Gravité et grâce d’un rabbin féminin
«Vivre avec nos morts», par Delphine Horvilleur
Soit, d’abord, le titre du présent livre*, qui s’est tôt hissé, au printemps dernier, en tête des succès en librairie. Dès le début de la quatrième de couverture, on est fixé. «Etre rabbin, c’est vivre avec la mort: celle des autres, celle des siens. Mais c’est surtout transmuer cette mort en leçon de vie pour ceux qui restent»...
Parmi les variations sur ce thème, l’autrice précisera à la page 155 qu’il y a «une valeur plus grande que la volonté d’un disparu: le devoir d’accompagner ceux qui le pleurent. Et tel est à mon sens le plus grand respect dû au mort, se soucier de sa volonté mais plus encore de la possibilité pour ceux qui l’ont aimé de lui survivre et d’honorer dignement sa mémoire.»

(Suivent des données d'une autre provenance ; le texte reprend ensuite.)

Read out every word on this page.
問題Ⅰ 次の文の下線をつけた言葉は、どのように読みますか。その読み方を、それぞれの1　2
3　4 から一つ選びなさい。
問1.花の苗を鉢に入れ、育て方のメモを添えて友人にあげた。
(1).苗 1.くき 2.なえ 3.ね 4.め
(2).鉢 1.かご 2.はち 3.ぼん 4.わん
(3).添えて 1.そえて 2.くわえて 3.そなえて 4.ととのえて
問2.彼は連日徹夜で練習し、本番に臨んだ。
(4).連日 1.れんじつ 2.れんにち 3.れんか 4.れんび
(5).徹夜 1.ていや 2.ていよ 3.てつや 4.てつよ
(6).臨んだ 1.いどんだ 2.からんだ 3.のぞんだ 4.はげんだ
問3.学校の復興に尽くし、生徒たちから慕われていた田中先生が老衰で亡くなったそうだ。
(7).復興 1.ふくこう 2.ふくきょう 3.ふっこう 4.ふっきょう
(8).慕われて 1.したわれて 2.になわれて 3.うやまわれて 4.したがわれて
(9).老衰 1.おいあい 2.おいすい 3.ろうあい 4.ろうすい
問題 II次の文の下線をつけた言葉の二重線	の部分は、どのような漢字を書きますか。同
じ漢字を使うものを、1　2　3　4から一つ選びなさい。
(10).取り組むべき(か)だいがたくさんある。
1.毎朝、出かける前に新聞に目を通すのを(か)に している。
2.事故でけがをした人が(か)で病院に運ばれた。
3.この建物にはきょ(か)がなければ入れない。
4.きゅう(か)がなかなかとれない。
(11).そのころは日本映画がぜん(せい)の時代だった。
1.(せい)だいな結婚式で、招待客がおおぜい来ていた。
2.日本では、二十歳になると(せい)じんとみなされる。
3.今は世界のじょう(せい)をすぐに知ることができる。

Le rabbin Delphine Horvilleur, née en 1974 à Nancy, est également écrivaine, philosophe, théologienne, voire linguiste. (A ce dernier égard, elle réfléchit manifestement à ce que penser veut dire.) Voilà qui exhorte à la réflexion, au recueillement, à la lucidité, à la solidarité, à l’approfondissement. Tout cet enthousiasme fait la qualité de l’ouvrage, qui n’a rien de mortifère.
Question: «Qu’est-ce qu’être un rabbin? Bien sûr, c’est officier, accompagner et enseigner.» En fait, «le judaïsme ne connaît aucun clergé, et tout ce qu’un rabbin accomplit peut en principe être réalisé et énoncé par n’importe qui d’autre.»
Par ailleurs, il est révélateur qu’en hébreu «le cimetière porte un nom a priori absurde et paradoxal. Il s’appelle Beit haH’ayim, la ’maison de la vie’ ou la ’maison des vivants’. Il ne s’agit pas d’une tentative de nier la mort ou de la conjurer en l’effaçant, mais au contraire de lui adresser un message clair, en la plaçant hors du langage.»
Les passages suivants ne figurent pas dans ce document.